The Trans Mountain Pipeline restarted "safely" on Sunday 5, 2021, according to the company's officials, after a three-week precautionary shutdown. But the B.C government maintained the fuel-rationing order for the province's southwestern areas.
The company on Sunday confirmed a successful return to operations after it had completed all the necessary assessments, repairs, and construction of the protective earthwork that was needed to allow the return of gas transmission through the pipeline.
"As part of this process, Trans Mountain will monitor the line on the ground, by air, and through our technology systems operated by our control centre," the company said in a statement published on their website, expressing the company's commitment to safety of the pipeline.
According to a statement sent CTV News Vancouver, B.C Emergency Management said it was encouraged by the resumption of operations through the pipeline transporting about 300,000 barrels of oil per day from Alberta to Burnaby. However, the fuel rationing order will stay for some time.
The closure of the pipeline and the damage of several other highways between the Lower Mainland and the B.C's interior was the reason for the introduction of the fuel-rationing order by the provincial government.

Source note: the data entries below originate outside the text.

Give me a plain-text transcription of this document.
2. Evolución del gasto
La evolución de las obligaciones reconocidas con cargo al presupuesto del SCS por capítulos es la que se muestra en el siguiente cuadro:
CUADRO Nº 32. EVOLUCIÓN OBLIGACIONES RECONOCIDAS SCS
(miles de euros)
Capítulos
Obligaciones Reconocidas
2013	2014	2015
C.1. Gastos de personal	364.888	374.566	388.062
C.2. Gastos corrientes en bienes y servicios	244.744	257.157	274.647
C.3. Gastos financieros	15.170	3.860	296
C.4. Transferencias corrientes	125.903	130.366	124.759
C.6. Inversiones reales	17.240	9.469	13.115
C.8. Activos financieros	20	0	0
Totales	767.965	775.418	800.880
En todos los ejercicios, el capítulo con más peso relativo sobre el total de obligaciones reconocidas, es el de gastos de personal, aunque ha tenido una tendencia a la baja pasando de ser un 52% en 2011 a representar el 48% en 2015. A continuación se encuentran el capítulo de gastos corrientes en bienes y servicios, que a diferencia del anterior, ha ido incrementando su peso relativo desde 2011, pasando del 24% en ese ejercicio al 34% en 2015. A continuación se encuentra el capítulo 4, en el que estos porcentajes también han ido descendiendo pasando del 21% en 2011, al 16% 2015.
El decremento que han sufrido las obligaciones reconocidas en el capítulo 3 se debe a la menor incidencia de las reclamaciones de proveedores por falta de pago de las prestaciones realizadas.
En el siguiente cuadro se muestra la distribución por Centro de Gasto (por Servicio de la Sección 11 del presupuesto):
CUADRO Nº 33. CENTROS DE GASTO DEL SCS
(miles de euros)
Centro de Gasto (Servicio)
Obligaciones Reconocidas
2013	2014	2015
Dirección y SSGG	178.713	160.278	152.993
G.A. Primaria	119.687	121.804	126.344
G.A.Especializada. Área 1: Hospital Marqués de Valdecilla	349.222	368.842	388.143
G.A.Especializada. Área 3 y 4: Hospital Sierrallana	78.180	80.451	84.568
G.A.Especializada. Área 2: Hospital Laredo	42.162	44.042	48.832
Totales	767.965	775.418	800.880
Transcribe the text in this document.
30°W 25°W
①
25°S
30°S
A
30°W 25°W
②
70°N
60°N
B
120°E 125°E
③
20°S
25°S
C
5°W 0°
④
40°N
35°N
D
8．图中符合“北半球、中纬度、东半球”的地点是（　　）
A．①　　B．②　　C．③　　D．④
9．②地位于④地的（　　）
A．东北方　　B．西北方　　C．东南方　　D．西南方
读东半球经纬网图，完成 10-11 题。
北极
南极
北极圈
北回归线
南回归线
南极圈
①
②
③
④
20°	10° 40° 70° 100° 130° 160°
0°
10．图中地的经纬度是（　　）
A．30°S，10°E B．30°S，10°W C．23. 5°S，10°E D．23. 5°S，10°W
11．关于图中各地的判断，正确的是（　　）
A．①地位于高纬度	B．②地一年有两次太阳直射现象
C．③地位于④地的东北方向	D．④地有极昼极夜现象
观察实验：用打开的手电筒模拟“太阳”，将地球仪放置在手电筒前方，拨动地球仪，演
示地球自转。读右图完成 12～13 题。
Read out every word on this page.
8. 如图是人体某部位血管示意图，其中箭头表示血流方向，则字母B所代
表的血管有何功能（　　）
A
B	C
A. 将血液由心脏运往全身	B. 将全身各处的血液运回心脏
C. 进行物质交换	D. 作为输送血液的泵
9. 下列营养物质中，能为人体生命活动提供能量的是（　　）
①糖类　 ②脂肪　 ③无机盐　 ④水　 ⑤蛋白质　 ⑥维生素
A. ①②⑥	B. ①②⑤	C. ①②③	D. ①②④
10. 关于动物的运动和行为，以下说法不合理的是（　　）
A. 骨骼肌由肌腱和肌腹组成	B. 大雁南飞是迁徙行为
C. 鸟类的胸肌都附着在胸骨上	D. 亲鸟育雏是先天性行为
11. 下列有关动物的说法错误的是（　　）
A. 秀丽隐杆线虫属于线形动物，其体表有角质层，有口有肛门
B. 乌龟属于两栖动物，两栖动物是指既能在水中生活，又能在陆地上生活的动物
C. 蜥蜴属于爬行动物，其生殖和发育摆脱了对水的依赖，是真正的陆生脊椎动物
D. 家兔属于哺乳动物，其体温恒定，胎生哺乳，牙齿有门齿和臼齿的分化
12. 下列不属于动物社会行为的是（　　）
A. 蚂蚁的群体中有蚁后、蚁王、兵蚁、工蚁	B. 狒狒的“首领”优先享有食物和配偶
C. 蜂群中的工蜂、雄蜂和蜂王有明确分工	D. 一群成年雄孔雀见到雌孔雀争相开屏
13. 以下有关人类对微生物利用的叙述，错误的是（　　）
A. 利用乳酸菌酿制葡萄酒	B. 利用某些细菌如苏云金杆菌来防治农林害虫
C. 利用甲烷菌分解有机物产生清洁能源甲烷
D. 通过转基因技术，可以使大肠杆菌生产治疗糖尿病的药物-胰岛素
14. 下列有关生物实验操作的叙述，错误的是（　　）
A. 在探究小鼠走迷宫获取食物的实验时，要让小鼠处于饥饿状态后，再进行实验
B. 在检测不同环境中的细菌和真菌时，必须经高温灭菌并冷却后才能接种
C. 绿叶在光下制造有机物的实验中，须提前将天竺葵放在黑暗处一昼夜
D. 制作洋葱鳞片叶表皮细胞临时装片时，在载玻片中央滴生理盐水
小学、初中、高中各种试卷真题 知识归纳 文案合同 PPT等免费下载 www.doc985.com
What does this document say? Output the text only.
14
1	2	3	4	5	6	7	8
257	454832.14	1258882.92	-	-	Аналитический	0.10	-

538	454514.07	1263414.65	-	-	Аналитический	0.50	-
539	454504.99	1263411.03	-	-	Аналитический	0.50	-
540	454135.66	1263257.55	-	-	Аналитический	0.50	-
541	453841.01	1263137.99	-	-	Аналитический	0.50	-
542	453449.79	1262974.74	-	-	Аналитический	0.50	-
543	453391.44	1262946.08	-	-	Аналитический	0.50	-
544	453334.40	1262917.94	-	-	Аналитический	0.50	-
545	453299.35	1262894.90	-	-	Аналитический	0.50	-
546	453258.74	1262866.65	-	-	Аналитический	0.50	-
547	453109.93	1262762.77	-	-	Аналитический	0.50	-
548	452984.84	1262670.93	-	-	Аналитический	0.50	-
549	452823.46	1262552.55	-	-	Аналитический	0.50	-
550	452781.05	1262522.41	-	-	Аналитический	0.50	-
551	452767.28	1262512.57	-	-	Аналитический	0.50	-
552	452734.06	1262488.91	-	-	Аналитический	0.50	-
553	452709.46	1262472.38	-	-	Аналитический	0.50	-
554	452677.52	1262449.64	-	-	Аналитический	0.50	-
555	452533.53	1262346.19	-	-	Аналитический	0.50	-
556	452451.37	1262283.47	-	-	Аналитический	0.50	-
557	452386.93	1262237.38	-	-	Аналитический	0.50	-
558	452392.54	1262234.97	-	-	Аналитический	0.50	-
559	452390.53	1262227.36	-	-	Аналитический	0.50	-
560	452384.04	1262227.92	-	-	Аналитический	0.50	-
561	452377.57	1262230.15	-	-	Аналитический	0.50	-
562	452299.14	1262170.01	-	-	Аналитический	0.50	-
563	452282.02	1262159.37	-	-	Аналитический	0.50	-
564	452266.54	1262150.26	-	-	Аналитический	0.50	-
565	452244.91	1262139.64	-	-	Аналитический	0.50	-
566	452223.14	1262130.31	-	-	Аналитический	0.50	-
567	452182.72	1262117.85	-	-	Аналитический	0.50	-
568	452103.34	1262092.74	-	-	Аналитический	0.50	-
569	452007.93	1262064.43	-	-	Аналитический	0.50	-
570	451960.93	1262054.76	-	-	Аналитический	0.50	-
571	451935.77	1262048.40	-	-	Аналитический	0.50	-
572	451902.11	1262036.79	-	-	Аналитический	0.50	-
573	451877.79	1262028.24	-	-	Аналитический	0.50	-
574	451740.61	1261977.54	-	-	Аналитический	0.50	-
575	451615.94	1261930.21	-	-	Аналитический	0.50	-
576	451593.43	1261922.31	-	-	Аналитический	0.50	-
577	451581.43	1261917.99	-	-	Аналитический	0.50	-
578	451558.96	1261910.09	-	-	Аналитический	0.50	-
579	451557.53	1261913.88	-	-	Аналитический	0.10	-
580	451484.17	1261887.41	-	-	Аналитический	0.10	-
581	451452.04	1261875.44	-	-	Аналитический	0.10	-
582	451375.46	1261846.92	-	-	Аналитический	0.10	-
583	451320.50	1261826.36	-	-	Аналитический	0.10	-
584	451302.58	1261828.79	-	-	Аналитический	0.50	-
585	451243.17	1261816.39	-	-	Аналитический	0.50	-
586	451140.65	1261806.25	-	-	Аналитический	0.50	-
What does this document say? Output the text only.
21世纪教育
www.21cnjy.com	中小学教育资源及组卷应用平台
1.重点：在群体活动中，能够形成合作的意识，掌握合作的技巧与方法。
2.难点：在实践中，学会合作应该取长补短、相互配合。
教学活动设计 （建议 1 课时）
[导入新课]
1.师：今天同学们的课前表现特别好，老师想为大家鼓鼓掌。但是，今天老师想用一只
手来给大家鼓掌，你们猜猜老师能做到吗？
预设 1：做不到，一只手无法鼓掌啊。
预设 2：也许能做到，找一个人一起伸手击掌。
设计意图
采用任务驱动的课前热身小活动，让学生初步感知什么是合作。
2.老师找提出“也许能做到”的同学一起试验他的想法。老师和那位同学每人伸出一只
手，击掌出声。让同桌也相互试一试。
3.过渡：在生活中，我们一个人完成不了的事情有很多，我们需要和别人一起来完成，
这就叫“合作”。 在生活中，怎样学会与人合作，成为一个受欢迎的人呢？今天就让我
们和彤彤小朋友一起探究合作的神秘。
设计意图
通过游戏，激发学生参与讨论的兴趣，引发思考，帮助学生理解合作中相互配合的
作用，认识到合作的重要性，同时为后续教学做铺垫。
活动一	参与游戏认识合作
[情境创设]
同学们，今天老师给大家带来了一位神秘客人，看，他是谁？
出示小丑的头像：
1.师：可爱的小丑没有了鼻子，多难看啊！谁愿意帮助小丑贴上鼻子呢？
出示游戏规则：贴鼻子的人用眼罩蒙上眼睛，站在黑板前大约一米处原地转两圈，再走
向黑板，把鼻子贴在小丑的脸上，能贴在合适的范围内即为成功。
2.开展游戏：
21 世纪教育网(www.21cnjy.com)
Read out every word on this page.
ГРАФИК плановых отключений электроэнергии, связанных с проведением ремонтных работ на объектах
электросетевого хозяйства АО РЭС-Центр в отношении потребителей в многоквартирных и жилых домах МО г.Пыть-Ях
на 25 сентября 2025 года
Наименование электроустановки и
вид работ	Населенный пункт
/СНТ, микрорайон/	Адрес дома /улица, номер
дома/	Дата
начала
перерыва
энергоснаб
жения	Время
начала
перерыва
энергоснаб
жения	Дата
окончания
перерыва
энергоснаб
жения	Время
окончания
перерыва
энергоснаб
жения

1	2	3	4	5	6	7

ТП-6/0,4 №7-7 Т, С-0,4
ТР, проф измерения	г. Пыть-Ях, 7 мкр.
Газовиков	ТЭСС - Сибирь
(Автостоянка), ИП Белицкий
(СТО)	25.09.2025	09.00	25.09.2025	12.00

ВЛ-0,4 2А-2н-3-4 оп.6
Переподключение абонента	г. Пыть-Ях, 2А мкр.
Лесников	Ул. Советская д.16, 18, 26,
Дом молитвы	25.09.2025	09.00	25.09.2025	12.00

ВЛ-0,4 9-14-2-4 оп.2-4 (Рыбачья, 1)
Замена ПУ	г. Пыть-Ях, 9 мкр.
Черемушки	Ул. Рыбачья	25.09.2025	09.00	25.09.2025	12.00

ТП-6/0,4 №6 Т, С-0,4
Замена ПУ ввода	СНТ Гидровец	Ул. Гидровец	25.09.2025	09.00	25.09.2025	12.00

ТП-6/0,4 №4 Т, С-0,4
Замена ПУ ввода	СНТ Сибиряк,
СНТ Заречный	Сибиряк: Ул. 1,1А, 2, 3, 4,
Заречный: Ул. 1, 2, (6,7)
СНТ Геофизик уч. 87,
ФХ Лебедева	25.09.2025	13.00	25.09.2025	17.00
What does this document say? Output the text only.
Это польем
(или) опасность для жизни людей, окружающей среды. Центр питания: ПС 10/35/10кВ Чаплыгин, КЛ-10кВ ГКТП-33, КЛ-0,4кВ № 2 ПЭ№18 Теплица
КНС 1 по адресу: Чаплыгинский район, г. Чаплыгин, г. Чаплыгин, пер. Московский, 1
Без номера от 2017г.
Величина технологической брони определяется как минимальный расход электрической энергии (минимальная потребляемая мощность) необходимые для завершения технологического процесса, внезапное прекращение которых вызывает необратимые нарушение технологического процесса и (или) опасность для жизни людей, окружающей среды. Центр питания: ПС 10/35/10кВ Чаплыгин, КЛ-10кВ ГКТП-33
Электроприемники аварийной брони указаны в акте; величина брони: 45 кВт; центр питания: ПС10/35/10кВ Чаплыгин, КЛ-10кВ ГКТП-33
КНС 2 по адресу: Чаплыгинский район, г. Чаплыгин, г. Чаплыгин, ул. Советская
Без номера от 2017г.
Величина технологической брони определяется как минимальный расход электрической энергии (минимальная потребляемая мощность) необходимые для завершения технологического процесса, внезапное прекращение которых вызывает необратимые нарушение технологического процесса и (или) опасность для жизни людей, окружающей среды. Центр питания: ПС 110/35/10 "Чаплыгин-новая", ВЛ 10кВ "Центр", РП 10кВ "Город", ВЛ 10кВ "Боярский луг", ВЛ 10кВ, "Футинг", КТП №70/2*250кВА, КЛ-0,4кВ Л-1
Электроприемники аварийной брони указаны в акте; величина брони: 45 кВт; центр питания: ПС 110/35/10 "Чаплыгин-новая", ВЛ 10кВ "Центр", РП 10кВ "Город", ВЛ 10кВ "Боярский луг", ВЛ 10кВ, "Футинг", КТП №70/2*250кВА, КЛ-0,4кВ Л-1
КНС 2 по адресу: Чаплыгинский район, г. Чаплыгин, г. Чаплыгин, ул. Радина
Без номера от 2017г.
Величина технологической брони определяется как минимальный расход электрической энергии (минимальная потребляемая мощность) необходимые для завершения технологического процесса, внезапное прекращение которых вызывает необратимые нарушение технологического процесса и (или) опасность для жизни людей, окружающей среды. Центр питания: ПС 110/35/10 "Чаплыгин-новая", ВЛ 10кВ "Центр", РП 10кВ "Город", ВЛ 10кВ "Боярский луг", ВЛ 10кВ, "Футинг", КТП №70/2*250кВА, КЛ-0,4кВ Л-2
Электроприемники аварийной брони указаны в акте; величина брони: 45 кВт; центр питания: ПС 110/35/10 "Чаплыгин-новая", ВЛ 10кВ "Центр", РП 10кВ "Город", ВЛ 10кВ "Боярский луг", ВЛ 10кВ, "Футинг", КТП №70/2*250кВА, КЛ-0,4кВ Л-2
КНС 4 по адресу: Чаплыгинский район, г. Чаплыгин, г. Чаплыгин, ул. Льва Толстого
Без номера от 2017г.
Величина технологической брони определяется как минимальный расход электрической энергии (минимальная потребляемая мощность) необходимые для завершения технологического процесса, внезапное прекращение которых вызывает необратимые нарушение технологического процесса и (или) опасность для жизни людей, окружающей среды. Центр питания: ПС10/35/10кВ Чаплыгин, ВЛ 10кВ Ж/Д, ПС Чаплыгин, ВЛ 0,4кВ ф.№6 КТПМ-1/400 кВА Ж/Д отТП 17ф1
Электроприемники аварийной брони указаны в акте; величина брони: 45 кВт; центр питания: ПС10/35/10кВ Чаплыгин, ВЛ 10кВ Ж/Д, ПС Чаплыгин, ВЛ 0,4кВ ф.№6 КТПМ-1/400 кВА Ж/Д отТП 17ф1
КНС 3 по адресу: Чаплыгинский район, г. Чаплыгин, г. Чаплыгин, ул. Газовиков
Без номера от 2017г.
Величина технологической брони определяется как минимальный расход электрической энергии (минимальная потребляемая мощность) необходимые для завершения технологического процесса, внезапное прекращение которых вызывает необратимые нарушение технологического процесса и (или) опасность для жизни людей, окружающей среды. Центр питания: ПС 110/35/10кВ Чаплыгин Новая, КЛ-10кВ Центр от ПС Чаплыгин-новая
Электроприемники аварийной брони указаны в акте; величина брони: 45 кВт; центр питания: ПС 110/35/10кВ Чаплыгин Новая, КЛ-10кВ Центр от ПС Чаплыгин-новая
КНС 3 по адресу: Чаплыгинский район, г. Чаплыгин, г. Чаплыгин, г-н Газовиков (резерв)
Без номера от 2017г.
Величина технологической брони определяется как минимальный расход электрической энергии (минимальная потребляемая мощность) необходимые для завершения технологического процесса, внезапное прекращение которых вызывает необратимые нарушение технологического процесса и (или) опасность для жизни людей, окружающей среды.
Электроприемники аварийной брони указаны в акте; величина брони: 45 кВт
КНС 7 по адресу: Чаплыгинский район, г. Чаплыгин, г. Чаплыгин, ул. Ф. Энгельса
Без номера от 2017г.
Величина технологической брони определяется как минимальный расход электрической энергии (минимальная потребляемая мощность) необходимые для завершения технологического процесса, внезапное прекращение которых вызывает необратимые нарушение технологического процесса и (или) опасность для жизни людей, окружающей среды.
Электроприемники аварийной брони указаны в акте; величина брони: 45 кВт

The fuel-rationing order will stay for some parts of the northeastern part of the province, including Lower Mainland, the Gulf Islands, Vancouver Island, the Sea to Sky corridor, and the Sunshine Coast, limiting drivers to only 30 litres of gasoline per fill-up.
The fuel-rationing order initially scheduled to laspse on December 1 was extended for two more weeks to December 14, alongside the B.C state of emergency issued late November due to the catastrophic flooding experienced in the province.
Although the Trans Mountain Pipeline resumed operations, it's still unclear whether the 30-litre per fill-up order will remain through December 14 as the agency said the conditions of the order would be re-evaluated as the province continues to recover from flood damage. But EMBC said the order would remain for some time.
"The fuel order will remain in effect to prioritize essential vehicles and will be re-evaluated as the Province continues to recover from the recent weather events," the EMBC said on Sunday.
"We all must continue to do our part and limit our fuel consumption and take transit when possible. British Columbians have stepped up in big ways, and we are confident this can continue for the next little while," the agency added.